그래서 이를 실행해서 문서의 길이를 보면 우리가 지정한 대로 3개라는 것을 알 수 있다.
첫 번째 문서의 내용을 살펴보면

Document(page_content="cs229-qa@cs.stanford.edu. This goes to an acc ount that's read by all the TAs and me. So \nrather than sending us email individually, if you send email to this account, it will \nactually let us get back to you maximally quickly with answers to your questions. \nIf you're asking questions about homework probl ems, please say in the subject line which \nassignment and which question the email refers to, since that will also help us to route \nyour question to the appropriate TA or to me appropriately and get the response back to \nyou quickly. \nLet's see. Skipping ahead — let's see — for homework, one midterm, one open and term \nproject. Notice on the honor code. So one thi ng that I think will help you to succeed and \ndo well in this class and even help you to enjoy this cla ss more is if you form a study \ngroup. \nSo start looking around where you' re sitting now or at the end of class today, mingle a \nlittle bit and get to know your classmates. I strongly encourage you to form study groups \nand sort of have a group of people to study with and have a group of your fellow students \nto talk over these concepts with. You can also post on the class news group if you want to \nuse that to try to form a study group. \nBut some of the problems sets in this cla ss are reasonably difficult. People that have \ntaken the class before may tell you they were very difficult. And just I bet it would be \nmore fun for you, and you'd probably have a be tter learning experience if you form a", metadata={'page': 5, 'source': 'data/MachineLearning-Lecture01.pdf'})

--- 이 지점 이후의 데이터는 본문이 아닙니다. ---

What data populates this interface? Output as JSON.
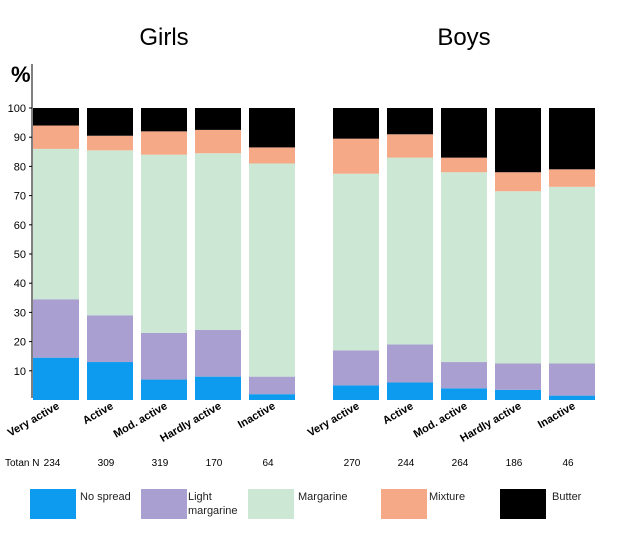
{
  "chart_data": [
    {
      "type": "bar",
      "stacked": true,
      "title": "Girls",
      "ylabel": "%",
      "ylim": [
        0,
        100
      ],
      "yticks": [
        10,
        20,
        30,
        40,
        50,
        60,
        70,
        80,
        90,
        100
      ],
      "categories": [
        "Very active",
        "Active",
        "Mod. active",
        "Hardly active",
        "Inactive"
      ],
      "n_label": "Totan N",
      "n": [
        234,
        309,
        319,
        170,
        64
      ],
      "series": [
        {
          "name": "No spread",
          "color": "#0d9bf0",
          "values": [
            14.5,
            13,
            7,
            8,
            2
          ]
        },
        {
          "name": "Light margarine",
          "color": "#a99fd0",
          "values": [
            20,
            16,
            16,
            16,
            6
          ]
        },
        {
          "name": "Margarine",
          "color": "#cce8d4",
          "values": [
            51.5,
            56.5,
            61,
            60.5,
            73
          ]
        },
        {
          "name": "Mixture",
          "color": "#f5a987",
          "values": [
            8,
            5,
            8,
            8,
            5.5
          ]
        },
        {
          "name": "Butter",
          "color": "#000000",
          "values": [
            6,
            9.5,
            8,
            7.5,
            13.5
          ]
        }
      ]
    },
    {
      "type": "bar",
      "stacked": true,
      "title": "Boys",
      "ylim": [
        0,
        100
      ],
      "categories": [
        "Very active",
        "Active",
        "Mod. active",
        "Hardly active",
        "Inactive"
      ],
      "n": [
        270,
        244,
        264,
        186,
        46
      ],
      "series": [
        {
          "color": "#0d9bf0",
          "values": [
            5,
            6,
            4,
            3.5,
            1.5
          ]
        },
        {
          "color": "#a99fd0",
          "values": [
            12,
            13,
            9,
            9,
            11
          ]
        },
        {
          "color": "#cce8d4",
          "values": [
            60.5,
            64,
            65,
            59,
            60.5
          ]
        },
        {
          "color": "#f5a987",
          "values": [
            12,
            8,
            5,
            6.5,
            6
          ]
        },
        {
          "color": "#000000",
          "values": [
            10.5,
            9,
            17,
            22,
            21
          ]
        }
      ]
    }
  ]
}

실제로는 cs229-qa.cs.stanford.edu라는 이메일 주소에 관한 것임을 알 수 있다. 해당 이메일은 우리가 질문을 보낼 수 있고 모든 TA가 읽을 수 있는 이메일이다.

두번째는
Document(page_content="So all right, online resources. The class has a home page, so it's in on the handouts. I \nwon't write on the chalkboard — http:// cs229.stanford.edu. And so when there are \nhomework assignments or things like that, we usually won't sort of — in the mission of \nsaving trees, we will usually not give out many handouts in class. So homework \nassignments, homework solutions will be posted online at the course home page. \nAs far as this class, I've also written, a nd I guess I've also revised every year a set of \nfairly detailed lecture notes that cover the te chnical content of this class. And so if you \nvisit the course homepage, you'll also find the detailed lecture notes that go over in detail \nall the math and equations and so on that I'll be doing in class. \nThere's also a newsgroup, su.class.cs229, also written on the handout. This is a \nnewsgroup that's sort of a forum for people in the class to get to know each other and \nhave whatever discussions you want to ha ve amongst yourselves. So the class newsgroup \nwill not be monitored by the TAs and me. But this is a place for you to form study groups \nor find project partners or discuss homework problems and so on, and it's not monitored \nby the TAs and me. So feel free to ta lk trash about this class there. \nIf you want to contact the teaching staff, pl ease use the email address written down here, \ncs229-qa@cs.stanford.edu. This goes to an acc ount that's read by all the TAs and me. So", metadata={'page': 5, 'source': 'data/MachineLearning-Lecture01.pdf'})

세번째는
Document(page_content="over the last 15, 20 years in an electronic format. \nTurns out that most of you probably use learning algorithms — I don't know — I think \nhalf a dozen times a day or maybe a dozen times a day or more, and often without \nknowing it. So, for example, every time you se nd mail via the US Postal System, turns \nout there's an algorithm that tries to automa tically read the zip code you wrote on your \nenvelope, and that's done by a learning al gorithm. So every time you send US mail, you \nare using a learning algorithm, perhap s without even being aware of it.", metadata={'page': 2, 'source': 'data/MachineLearning-Lecture01.pdf'})

이다.

세번째는 이메일이 언급되어 있을 뿐이지 해당 답에 대한 답변이 나올 수 있는 청크가 아니지만, 첫번째와 두번째는 해당 내용의 청크인 것을 볼 수 있다.

vectordb.persist()

그런 다음 Vectordb.persist를 실행하여 향후 학습에서 사용할 수 있도록 벡터 데이터베이스를 유지해본다. 이는 의미론적 검색의 기본 사항을 다루었으며 임베딩만으로도 꽤 좋은 결과를 얻을 수 있음을 보여주었다.
하지만 여기까지 완벽하다고 볼 수 없다.

이건 아주 잘 나온 케이스이고,
실패 사례가 나올 수 있다.

◼︎ example code - fail case (1)

아래의 사례를 보면 실패할 수 있는 사례가 발생하는데,
question = "what did they say about matlab?"
matlab에 대해 무엇이라고 말하고 있는지에 대해 질문해보자.
k는 값을 좀 올려서 3 대신 5라고 지정해본다.

 question = "what did they say about matlab?"
 
docs = vectordb.similarity_search(question,k=5)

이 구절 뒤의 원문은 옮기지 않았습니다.